What we don’t get is why Gov. Schwarzenegger thinks threatening our most vulnerable citizens is the right way to achieve his aims. That’s what he’s done twice now with brinksmanship moves that put workers and the needy in jeopardy.
First, he put out a proposed budget that slashed 10 percent across the board. The intent was to light a fire under the Legislature by hitting every member in a tender spot. The result was a scramble by local governments to make contingency plans for a plan that had no chance of being implemented, because even the most oblivious politician understands that all departments aren’t equal—that slashing health services has more drastic consequences than making cuts in, say, the California Council for the Humanities or the High-Speed Rail Authority.
His latest threat was even worse: If there’s no budget before Aug. 1, he’d sign an executive order to reduce 200,000 workers’ pay to the federal minimum wage until a budget passes.
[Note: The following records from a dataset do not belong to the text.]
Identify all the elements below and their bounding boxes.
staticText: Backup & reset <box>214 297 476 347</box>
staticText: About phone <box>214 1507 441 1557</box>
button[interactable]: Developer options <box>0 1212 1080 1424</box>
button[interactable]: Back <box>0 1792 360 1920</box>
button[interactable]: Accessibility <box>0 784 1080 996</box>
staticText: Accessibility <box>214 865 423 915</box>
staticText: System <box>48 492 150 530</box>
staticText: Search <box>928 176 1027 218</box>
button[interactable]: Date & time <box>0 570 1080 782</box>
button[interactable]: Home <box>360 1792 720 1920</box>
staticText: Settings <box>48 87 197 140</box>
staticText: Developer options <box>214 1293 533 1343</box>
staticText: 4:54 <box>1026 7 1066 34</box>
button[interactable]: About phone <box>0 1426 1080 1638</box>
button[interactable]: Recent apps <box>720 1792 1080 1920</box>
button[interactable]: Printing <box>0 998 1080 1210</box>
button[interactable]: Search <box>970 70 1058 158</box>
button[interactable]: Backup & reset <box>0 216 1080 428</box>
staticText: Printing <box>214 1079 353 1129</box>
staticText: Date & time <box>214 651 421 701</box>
That pay level is $6.55 an hour—$1.45 below the state’s minimum wage. On top of that, the governor would lay off 22,000 temporary workers.
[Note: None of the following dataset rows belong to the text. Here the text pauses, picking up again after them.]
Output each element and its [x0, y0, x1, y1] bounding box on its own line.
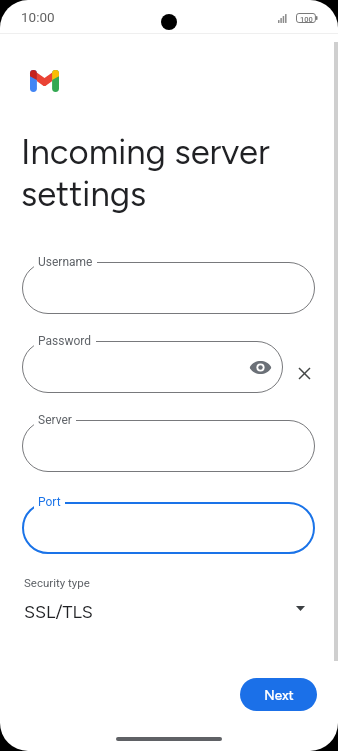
button[interactable]: Show password — [244, 351, 276, 383]
staticText: Port — [38, 495, 61, 509]
button[interactable]: Next — [240, 678, 317, 711]
staticText: Server — [38, 413, 72, 427]
staticText: SSL/TLS — [24, 601, 93, 623]
staticText: Username — [38, 255, 93, 269]
staticText: Security type — [24, 576, 90, 589]
staticText: 10:00 — [21, 9, 55, 25]
button[interactable]: Port — [22, 502, 315, 554]
button[interactable]: Username — [22, 262, 315, 314]
button[interactable]: Clear — [288, 357, 320, 389]
staticText: Password — [38, 334, 92, 348]
button[interactable]: Password — [22, 341, 283, 393]
button[interactable]: Security type — [0, 570, 338, 628]
staticText: Next — [264, 687, 294, 703]
button[interactable]: Server — [22, 420, 315, 472]
staticText: 100 — [300, 15, 313, 24]
staticText: Incoming server settings — [21, 131, 270, 215]
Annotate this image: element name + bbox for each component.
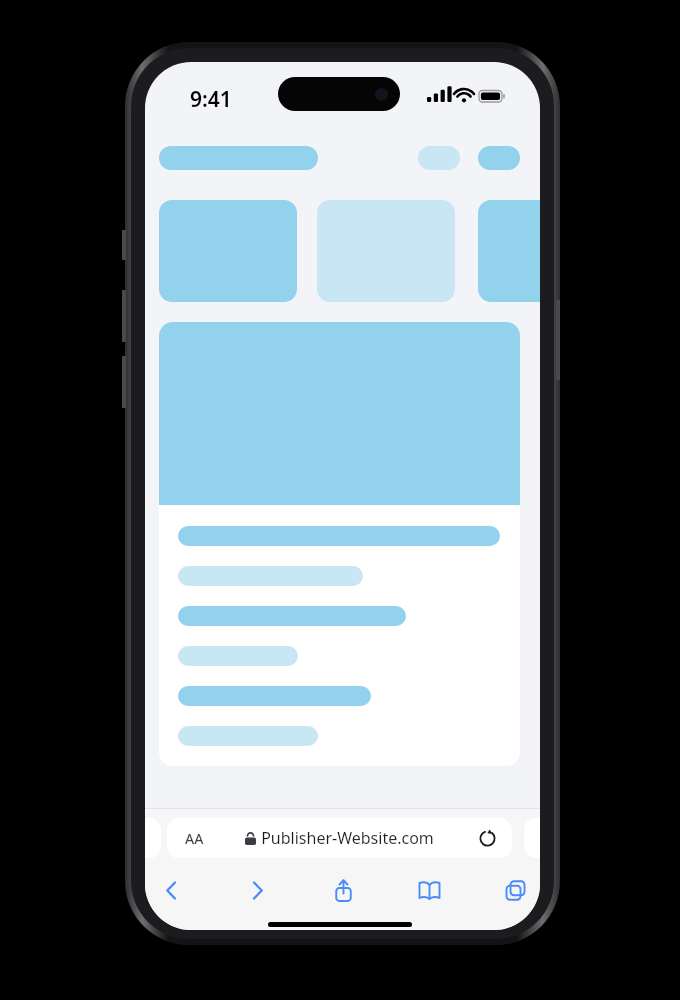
button[interactable]: Back — [151, 870, 191, 910]
button[interactable]: Reload — [474, 825, 500, 851]
button[interactable] — [159, 322, 520, 766]
button[interactable] — [159, 146, 318, 170]
button[interactable]: Tabs — [495, 870, 535, 910]
staticText: 9:41 — [190, 85, 232, 114]
button[interactable] — [418, 146, 460, 170]
button[interactable]: Forward — [237, 870, 277, 910]
staticText: AA — [185, 829, 204, 848]
button[interactable] — [478, 146, 520, 170]
staticText: Publisher-Website.com — [261, 827, 434, 849]
button[interactable] — [159, 200, 297, 302]
button[interactable]: AA — [167, 818, 512, 858]
button[interactable]: Share — [323, 870, 363, 910]
button[interactable] — [317, 200, 455, 302]
button[interactable] — [478, 200, 540, 302]
button[interactable]: Bookmarks — [409, 870, 449, 910]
The suggestion is so outrageous that Controller John Chiang planned to disregard it and continue paying workers their normal wages.
The budget impasse may be over by the time you read this, but the point is far from moot. The governor is willing to play Russian roulette with others’ livelihoods—heck, their lives—as a political ploy. Yes, the budget is important, and yes, delayed passage leaves vendors and contractors in limbo. Putting stress on other Californians isn’t the way to pressure legislators.